From Horton it enters North Yorkshire and goes through West and East Marton before a roundabout junction with the A56 after which the road passes Broughton. After passing through Broughton, the road meets the Skipton bypass at its western end, where it overlaps the A65 on its route between Kendal and Leeds. Skipton bypass was opened in 1981, providing welcome relief to the town, which often became a bottleneck as through traffic crossed in the town. The concurrent bypass crosses the B6265 north of the town, and then de-merges with the A65 to the east of the town.
The A59 was upgraded to primary status during the 1990s due to its increased perceived importance as an east-west route. It then passes over the Embsay and Bolton Abbey Steam Railway through a roundabout junction with the B6260 before rising up Beamsley hill, which was two lanes eastbound (uphill) and a single lane westbound during the incline - which was improved at various points during the 1980s. At the top of the hill, the road crosses into the Harrogate district. At this point, there is a long narrow descent on the edge of a huge ravine, down to the village of Blubberhouses.

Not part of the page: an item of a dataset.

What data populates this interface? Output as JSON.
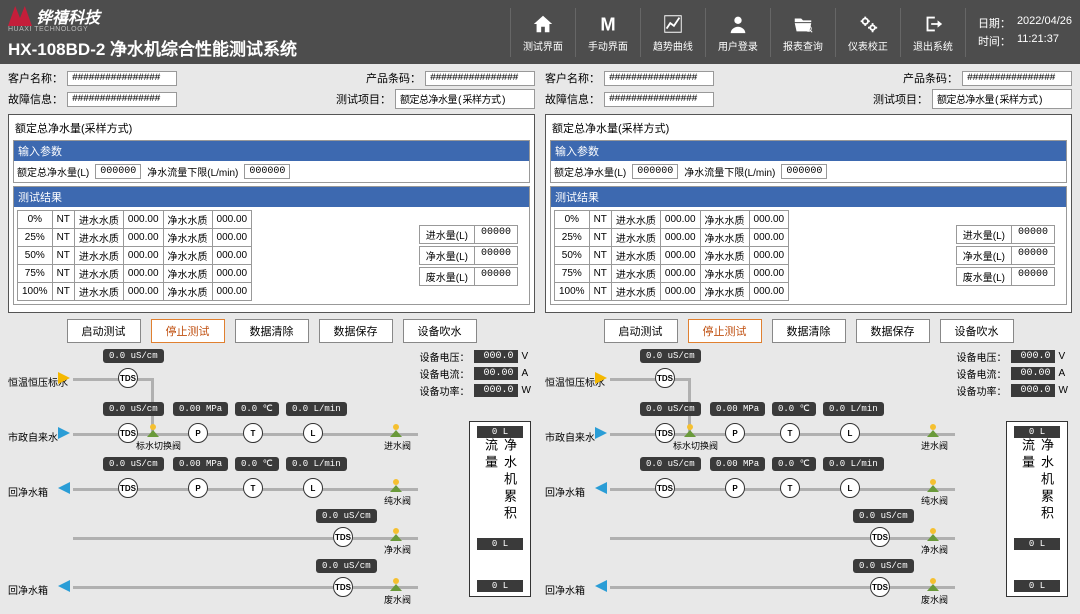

The A59 then runs along the head of Fewston Reservoir and follows the route of a Roman road past the 'golf balls' at Menwith Hill, an RAF station. As Skipton Road the A59 then declines towards Harrogate passing Kettlesing, and the Knabbs Ridge wind farm. Once it reaches Harrogate, still as Skipton Road it first acts as the northern perimeter of a large housing estate, before meeting the A61 Ripon Road for Ripon, Harrogate town centre and Leeds. The A59 then continues through the suburbs of the town as Skipton Road, avoiding the centre. This is largely due to the history of the town - Harrogate's centre was traditionally known as 'Low Harrogate', whilst the A59 travels through 'High Harrogate'. This stretch of the route is claimed to be the busiest road in North Yorkshire. Part of this section travels across the Stray, an act-protected tract of grassy land which horseshoes around the town. The A59 then turns left at the Empress Roundabout, which is itself on the Stray, towards Starbeck, as Knaresborough Road- although traffic travelling towards York is directed onto the A661 to utilise the Harrogate and Knaresborough Southern Bypass (A658). The A59, however, continues to travel through Starbeck as Knaresborough Road and later High Street, then heads east to Knaresborough. It passes through the centre of Knaresborough, and as it heads toward York becomes York Road.
The remainder of the route is comparatively flat. From Knaresborough the A59 meets up with York-directed traffic from Harrogate on the A658, and skirts to the north of Goldsborough towards the A1(M). Originally the route went through the village of Flaxby and onto Allerton, but the route now travels a stricted east-west route and meets the A1(M) at its junction 47. The road then passes to the south of Green Hammerton. Originally it ended here, with the A66 routed down from Boroughbridge and going into York. Now the A59 itself heads towards York, travelling close to such places as Nun Monkton, Upper Poppleton and Moor Monkton before finally ending just to the west of the city walls at a zebra crossing at the junction of Bishopthorpe Road and Nunnery Lane which is the A1036.
The A59 has persistently featured in the top 10 most dangerous roads in Britain. In 2008 European Road Assessment Programme reported the risk of being involved in a death or disabling injury accident as being between Low-medium and Medium-high depending on the section of road travelled.
In 2004 The Times reported on the lives of those who have lost loved ones on this road.
- "Britain's most dangerous road". The Times. 15 June 2004. Retrieved 8 November 2015.